Miles de personas se manifiestan en Santiago contra la "emergencia lingüística" del gallego
Movilización en defensa del gallego en Santiago
Este domingo, miles de personas han salido a las calles de Santiago para reclamar la protección del gallego, coincidiendo con la celebración del Día das Letras Galegas. La manifestación busca poner fin, según sus convocantes, a la "emergencia lingüística" que enfrentan la lengua y la cultura gallega.
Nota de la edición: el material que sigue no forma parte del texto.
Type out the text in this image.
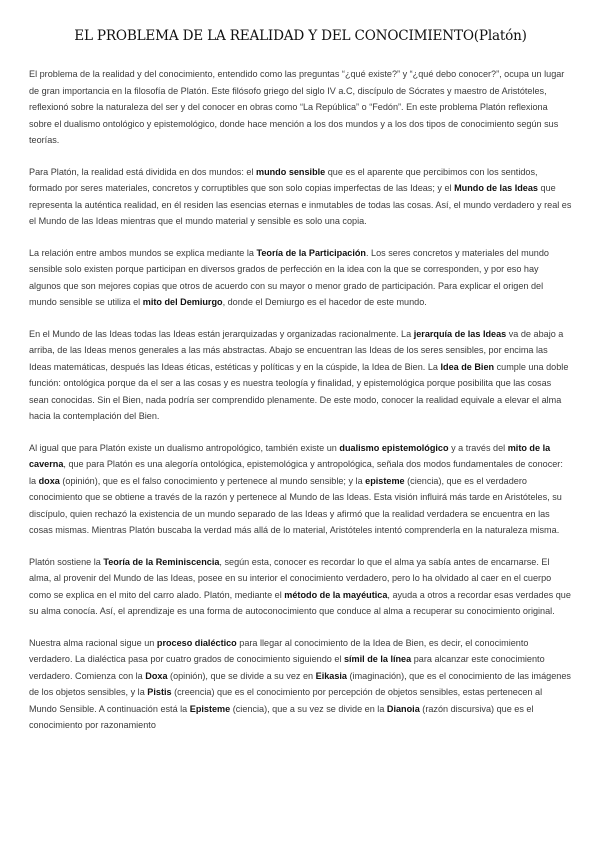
EL PROBLEMA DE LA REALIDAD Y DEL CONOCIMIENTO(Platón)

El problema de la realidad y del conocimiento, entendido como las preguntas “¿qué existe?” y “¿qué debo conocer?”, ocupa un lugar de gran importancia en la filosofía de Platón. Este filósofo griego del siglo IV a.C, discípulo de Sócrates y maestro de Aristóteles, reflexionó sobre la naturaleza del ser y del conocer en obras como “La República” o “Fedón”. En este problema Platón reflexiona sobre el dualismo ontológico y epistemológico, donde hace mención a los dos mundos y a los dos tipos de conocimiento según sus teorías.

Para Platón, la realidad está dividida en dos mundos: el mundo sensible que es el aparente que percibimos con los sentidos, formado por seres materiales, concretos y corruptibles que son solo copias imperfectas de las Ideas; y el Mundo de las Ideas que representa la auténtica realidad, en él residen las esencias eternas e inmutables de todas las cosas. Así, el mundo verdadero y real es el Mundo de las Ideas mientras que el mundo material y sensible es solo una copia.

La relación entre ambos mundos se explica mediante la Teoría de la Participación. Los seres concretos y materiales del mundo sensible solo existen porque participan en diversos grados de perfección en la idea con la que se corresponden, y por eso hay algunos que son mejores copias que otros de acuerdo con su mayor o menor grado de participación. Para explicar el origen del mundo sensible se utiliza el mito del Demiurgo, donde el Demiurgo es el hacedor de este mundo.

En el Mundo de las Ideas todas las Ideas están jerarquizadas y organizadas racionalmente. La jerarquía de las Ideas va de abajo a arriba, de las Ideas menos generales a las más abstractas. Abajo se encuentran las Ideas de los seres sensibles, por encima las Ideas matemáticas, después las Ideas éticas, estéticas y políticas y en la cúspide, la Idea de Bien. La Idea de Bien cumple una doble función: ontológica porque da el ser a las cosas y es nuestra teología y finalidad, y epistemológica porque posibilita que las cosas sean conocidas. Sin el Bien, nada podría ser comprendido plenamente. De este modo, conocer la realidad equivale a elevar el alma hacia la contemplación del Bien.

Al igual que para Platón existe un dualismo antropológico, también existe un dualismo epistemológico y a través del mito de la caverna, que para Platón es una alegoría ontológica, epistemológica y antropológica, señala dos modos fundamentales de conocer: la doxa (opinión), que es el falso conocimiento y pertenece al mundo sensible; y la episteme (ciencia), que es el verdadero conocimiento que se obtiene a través de la razón y pertenece al Mundo de las Ideas. Esta visión influirá más tarde en Aristóteles, su discípulo, quien rechazó la existencia de un mundo separado de las Ideas y afirmó que la realidad verdadera se encuentra en las cosas mismas. Mientras Platón buscaba la verdad más allá de lo material, Aristóteles intentó comprenderla en la naturaleza misma.

Platón sostiene la Teoría de la Reminiscencia, según esta, conocer es recordar lo que el alma ya sabía antes de encarnarse. El alma, al provenir del Mundo de las Ideas, posee en su interior el conocimiento verdadero, pero lo ha olvidado al caer en el cuerpo como se explica en el mito del carro alado. Platón, mediante el método de la mayéutica, ayuda a otros a recordar esas verdades que su alma conocía. Así, el aprendizaje es una forma de autoconocimiento que conduce al alma a recuperar su conocimiento original.

Nuestra alma racional sigue un proceso dialéctico para llegar al conocimiento de la Idea de Bien, es decir, el conocimiento verdadero. La dialéctica pasa por cuatro grados de conocimiento siguiendo el símil de la línea para alcanzar este conocimiento verdadero. Comienza con la Doxa (opinión), que se divide a su vez en Eikasia (imaginación), que es el conocimiento de las imágenes de los objetos sensibles, y la Pistis (creencia) que es el conocimiento por percepción de objetos sensibles, estas pertenecen al Mundo Sensible. A continuación está la Episteme (ciencia), que a su vez se divide en la Dianoia (razón discursiva) que es el conocimiento por razonamiento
La concentración, organizada por Queremos Galego bajo el lema O galego, lingua vital, comenzó al mediodía en la Alameda compostelana. Desde allí, la marcha recorrió diferentes puntos del centro histórico de la ciudad hasta llegar a la Praza da Quintana, espacio donde se desarrollaron actividades culturales. El evento contó con la participación de un grupo de gaiteiros que encabezaba la manifestación, mientras que el bloque de Queremos Galego lideraba el recorrido. Entre sus consignas se escucharon expresiones como "A Galiza, en galego" y "Nas aulas de Galiza queremos Galego".
Participación política y llamados a la acción
Marcos Maceira, portavoz de A Mesa Pola Normalización Lingüística, anunció que esta manifestación busca mostrar el compromiso social de Galicia con la recuperación y defensa de su lengua. Señaló que la sociedad gallega quiere que el gallego se recupere plenamente en todos los ámbitos.
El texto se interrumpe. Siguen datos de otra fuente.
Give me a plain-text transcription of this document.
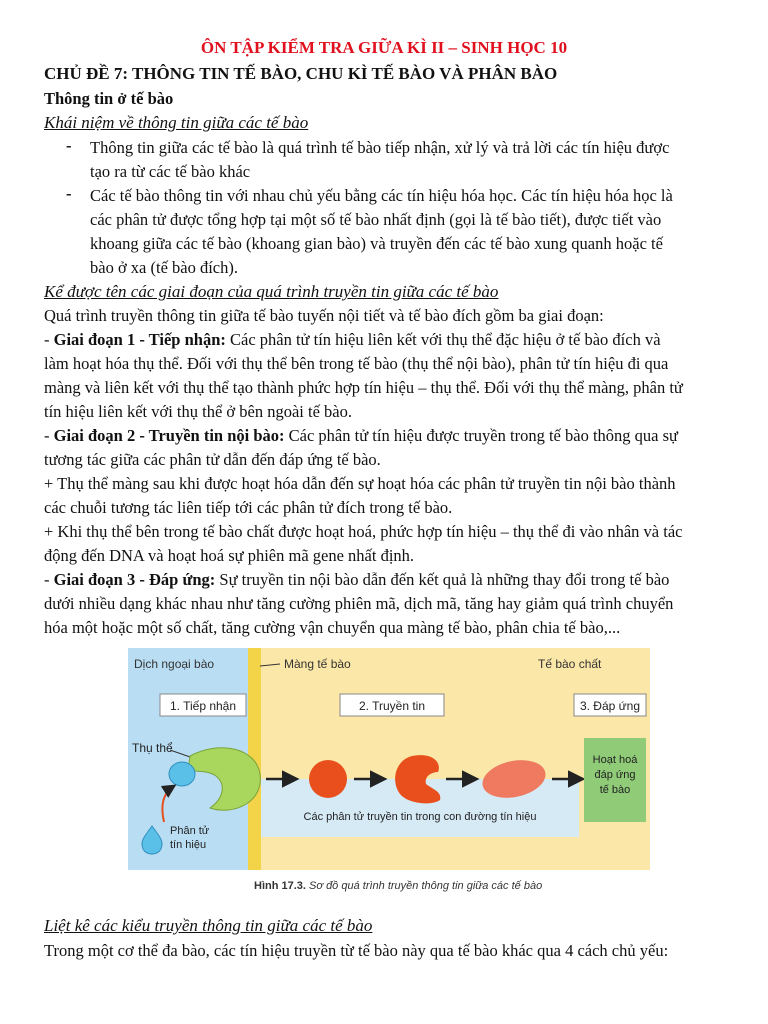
ÔN TẬP KIỂM TRA GIỮA KÌ II – SINH HỌC 10
CHỦ ĐỀ 7: THÔNG TIN TẾ BÀO, CHU KÌ TẾ BÀO VÀ PHÂN BÀO
Thông tin ở tế bào
Khái niệm về thông tin giữa các tế bào
- Thông tin giữa các tế bào là quá trình tế bào tiếp nhận, xử lý và trả lời các tín hiệu được
tạo ra từ các tế bào khác
- Các tế bào thông tin với nhau chủ yếu bằng các tín hiệu hóa học. Các tín hiệu hóa học là
các phân tử được tổng hợp tại một số tế bào nhất định (gọi là tế bào tiết), được tiết vào
khoang giữa các tế bào (khoang gian bào) và truyền đến các tế bào xung quanh hoặc tế
bào ở xa (tế bào đích).
Kể được tên các giai đoạn của quá trình truyền tin giữa các tế bào
Quá trình truyền thông tin giữa tế bào tuyến nội tiết và tế bào đích gồm ba giai đoạn:
- Giai đoạn 1 - Tiếp nhận: Các phân tử tín hiệu liên kết với thụ thể đặc hiệu ở tế bào đích và
làm hoạt hóa thụ thể. Đối với thụ thể bên trong tế bào (thụ thể nội bào), phân tử tín hiệu đi qua
màng và liên kết với thụ thể tạo thành phức hợp tín hiệu – thụ thể. Đối với thụ thể màng, phân tử
tín hiệu liên kết với thụ thể ở bên ngoài tế bào.
- Giai đoạn 2 - Truyền tin nội bào: Các phân tử tín hiệu được truyền trong tế bào thông qua sự
tương tác giữa các phân tử dẫn đến đáp ứng tế bào.
+ Thụ thể màng sau khi được hoạt hóa dẫn đến sự hoạt hóa các phân tử truyền tin nội bào thành
các chuỗi tương tác liên tiếp tới các phân tử đích trong tế bào.
+ Khi thụ thể bên trong tế bào chất được hoạt hoá, phức hợp tín hiệu – thụ thể đi vào nhân và tác
động đến DNA và hoạt hoá sự phiên mã gene nhất định.
- Giai đoạn 3 - Đáp ứng: Sự truyền tin nội bào dẫn đến kết quả là những thay đổi trong tế bào
dưới nhiều dạng khác nhau như tăng cường phiên mã, dịch mã, tăng hay giảm quá trình chuyển
hóa một hoặc một số chất, tăng cường vận chuyển qua màng tế bào, phân chia tế bào,...
Dịch ngoại bào	Màng tế bào	Tế bào chất
1. Tiếp nhận	2. Truyền tin	3. Đáp ứng
Thụ thể
Phân tử
tín hiệu
Hoạt hoá
đáp ứng
tế bào
Các phân tử truyền tin trong con đường tín hiệu
Hình 17.3. Sơ đồ quá trình truyền thông tin giữa các tế bào
Liệt kê các kiểu truyền thông tin giữa các tế bào
Trong một cơ thể đa bào, các tín hiệu truyền từ tế bào này qua tế bào khác qua 4 cách chủ yếu:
Antes del inicio del acto, Maceira confirmó que la organización acude con los "deberes hechos", presentando el protocolo 'Lingua vital'. Este documento, que incluye más de 300 medidas, es una propuesta ciudadana que tiene como objetivo frenar la situación de emergencia lingüística que sufre el idioma gallego.
En el acto también estuvieron presentes representantes políticos destacados, como Ana Pontón, portavoz nacional del BNG, y Paulo Carlos López, secretario xeral de Movemento Sumar Galicia. Pontón, que lidera la oposición en el Parlamento de Galicia, criticó la política del PP durante los últimos 17 años, a la que calificó de "acoso y derribo" contra el gallego. Además, reclamó un cambio de rumbo y defendió que "el gallego no es una carga".